The Wesleyan Young Socialists hosted a meeting on Monday, Nov. 25 to discuss the future of organizing following the election of former president Donald Trump earlier this month. Around 15 students were in attendance at the meeting, which featured a talk by Hartford Public Schools teacher and Workers’ Voice member Sean Phillips. The meeting was held at the College of Letters Library in Boger Hall and lasted two hours.
Wesleyan Young Socialists was founded by University students this semester. The organization meets on Fridays from 1 p.m. to 3 p.m. in Boger Hall. According to Rosa Pepper-Macias ’25, a founder of the organization, the open meetings have each attracted around 30 people.
In the wake of the presidential election earlier this month, groups like Wesleyan Young Socialists have begun to discuss what the future of left-wing political organizing looks like on and off college campuses. Some in the organization have pointed to the Workers’ Voice to outline a strategy for left-wing activism.
Workers’ Voice is a self-described “revolutionary socialist organization” founded in 2022. The group aims to create a Marxist labor party in the United States to oppose the Democratic and Republican parties, seen as pro-capitalist institutions, as a path towards formulating a new socialist society.
“[Our] ultimate goal [is] building a party that is capable of mobilizing the working class to lead a revolution and take over state power,” a Workers’ Voice pamphlet distributed at the meeting read.
The event began at 5 p.m. with remarks by Phillips.
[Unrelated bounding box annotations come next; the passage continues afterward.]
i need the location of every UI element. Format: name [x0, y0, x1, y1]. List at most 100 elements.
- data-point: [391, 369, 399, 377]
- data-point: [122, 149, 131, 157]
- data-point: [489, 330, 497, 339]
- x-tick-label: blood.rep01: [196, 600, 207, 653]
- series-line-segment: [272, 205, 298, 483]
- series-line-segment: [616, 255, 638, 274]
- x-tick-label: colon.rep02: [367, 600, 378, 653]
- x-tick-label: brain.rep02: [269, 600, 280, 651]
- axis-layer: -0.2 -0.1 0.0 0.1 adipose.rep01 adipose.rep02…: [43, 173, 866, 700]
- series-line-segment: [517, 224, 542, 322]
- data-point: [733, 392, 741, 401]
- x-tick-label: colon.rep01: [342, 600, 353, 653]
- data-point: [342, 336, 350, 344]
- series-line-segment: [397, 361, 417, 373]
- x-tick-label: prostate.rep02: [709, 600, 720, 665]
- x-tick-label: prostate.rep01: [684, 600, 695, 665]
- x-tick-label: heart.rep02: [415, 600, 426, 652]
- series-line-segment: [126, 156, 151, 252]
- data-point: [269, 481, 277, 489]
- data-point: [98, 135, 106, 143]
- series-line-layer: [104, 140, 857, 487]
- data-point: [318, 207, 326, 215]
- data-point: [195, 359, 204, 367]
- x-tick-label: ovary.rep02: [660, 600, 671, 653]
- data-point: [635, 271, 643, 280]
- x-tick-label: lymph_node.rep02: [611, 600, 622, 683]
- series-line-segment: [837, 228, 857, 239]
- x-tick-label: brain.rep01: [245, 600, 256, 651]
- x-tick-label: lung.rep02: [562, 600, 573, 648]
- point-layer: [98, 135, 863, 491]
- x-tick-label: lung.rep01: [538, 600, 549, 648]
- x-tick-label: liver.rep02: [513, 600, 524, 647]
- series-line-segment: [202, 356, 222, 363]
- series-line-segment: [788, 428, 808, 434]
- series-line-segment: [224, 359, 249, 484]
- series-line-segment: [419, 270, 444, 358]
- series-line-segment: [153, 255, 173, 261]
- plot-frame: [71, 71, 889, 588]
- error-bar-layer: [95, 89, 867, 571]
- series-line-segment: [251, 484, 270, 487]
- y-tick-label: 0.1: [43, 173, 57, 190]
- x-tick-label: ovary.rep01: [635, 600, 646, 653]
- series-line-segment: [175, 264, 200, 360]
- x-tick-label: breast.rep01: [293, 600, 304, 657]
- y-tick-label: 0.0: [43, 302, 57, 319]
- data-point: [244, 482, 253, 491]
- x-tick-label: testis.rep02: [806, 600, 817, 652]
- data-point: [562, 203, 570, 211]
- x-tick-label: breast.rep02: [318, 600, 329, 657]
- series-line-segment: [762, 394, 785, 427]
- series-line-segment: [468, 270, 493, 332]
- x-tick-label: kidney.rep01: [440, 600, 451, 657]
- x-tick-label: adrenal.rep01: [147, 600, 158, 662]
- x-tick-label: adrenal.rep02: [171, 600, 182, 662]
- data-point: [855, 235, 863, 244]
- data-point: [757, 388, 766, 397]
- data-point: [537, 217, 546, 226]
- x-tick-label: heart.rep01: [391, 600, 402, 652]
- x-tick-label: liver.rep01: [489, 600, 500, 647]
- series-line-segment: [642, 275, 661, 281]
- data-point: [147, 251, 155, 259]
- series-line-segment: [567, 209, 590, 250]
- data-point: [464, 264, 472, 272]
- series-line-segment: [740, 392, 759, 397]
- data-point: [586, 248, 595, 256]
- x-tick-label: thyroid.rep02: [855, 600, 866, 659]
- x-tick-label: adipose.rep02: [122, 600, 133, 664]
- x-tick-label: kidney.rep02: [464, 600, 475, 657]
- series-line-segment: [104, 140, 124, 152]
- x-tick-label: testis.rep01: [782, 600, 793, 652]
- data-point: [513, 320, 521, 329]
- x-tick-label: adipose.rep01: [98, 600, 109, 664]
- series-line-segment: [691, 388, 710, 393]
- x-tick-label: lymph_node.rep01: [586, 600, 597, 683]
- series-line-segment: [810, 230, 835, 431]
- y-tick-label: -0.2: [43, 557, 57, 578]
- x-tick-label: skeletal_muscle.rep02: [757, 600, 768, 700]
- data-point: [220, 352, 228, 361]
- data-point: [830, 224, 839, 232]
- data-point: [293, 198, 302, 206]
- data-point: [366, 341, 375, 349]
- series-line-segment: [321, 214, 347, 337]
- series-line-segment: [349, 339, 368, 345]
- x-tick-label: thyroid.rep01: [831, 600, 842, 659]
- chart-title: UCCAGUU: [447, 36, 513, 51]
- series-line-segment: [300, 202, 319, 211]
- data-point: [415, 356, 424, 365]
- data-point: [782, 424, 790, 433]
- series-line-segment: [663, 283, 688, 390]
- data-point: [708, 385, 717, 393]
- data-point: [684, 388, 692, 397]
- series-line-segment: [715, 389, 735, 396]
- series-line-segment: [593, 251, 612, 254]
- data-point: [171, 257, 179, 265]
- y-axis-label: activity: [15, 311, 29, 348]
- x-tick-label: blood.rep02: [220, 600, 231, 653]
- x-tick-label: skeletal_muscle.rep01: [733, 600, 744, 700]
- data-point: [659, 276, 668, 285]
He began by criticizing the Democratic Party for abandoning the working class and left-wing policies during their 2024 campaign.
“[The Democrats] will abandon any and all principles they feel it is necessary to in order to defend that system and their role in it—they are not part of any resistance, and they can’t be,” Phillips said. “They are part of the institutions which Trump is now the elected head of, and they will defer to him and prostrate in loyalty to the institutions, because what is most important to them is the continued smooth functioning of the capitalist state.”
Phillips also warned about the dangers of the incoming Trump administration.
“Such power in the hands of Donald Trump is a carte blanche for upending and crippling many of the community nonprofits which are likely to compose a part of efforts in defense of immigrants and others under attack by the new administration,” Phillips said. “Do we really think that Trump will not revoke the nonprofit status of immigrant defense organizations which attempt to organize resistance to his promised militarized roundup of immigrants for deportation? What about the nonprofits which provide much needed resources to our underserved schools? Will they lose their status for ‘supporting critical race theory’ or for ‘DEI practices?’”
Phillips invoked the history of revolutionary socialism in creating better conditions for working people as he exhorted attendees to take action.
“Our power is not individual or in small groups,” Phillips said. “Our power is in mass activity. A small group of activists blocking a plant gate will not stop production for long, but organizing the workers in that factory to go on strike or down tools in solidarity with community activists.”
After Phillips spoke, attendees joined in an open discussion about the future of socialist and labor activism under the Trump administration. Topics discussed included possible disruptions to the National Labor Relations Board under Trump, how the Democratic Party has lost working-class voters, and the history of revolutionary socialist action on university campuses.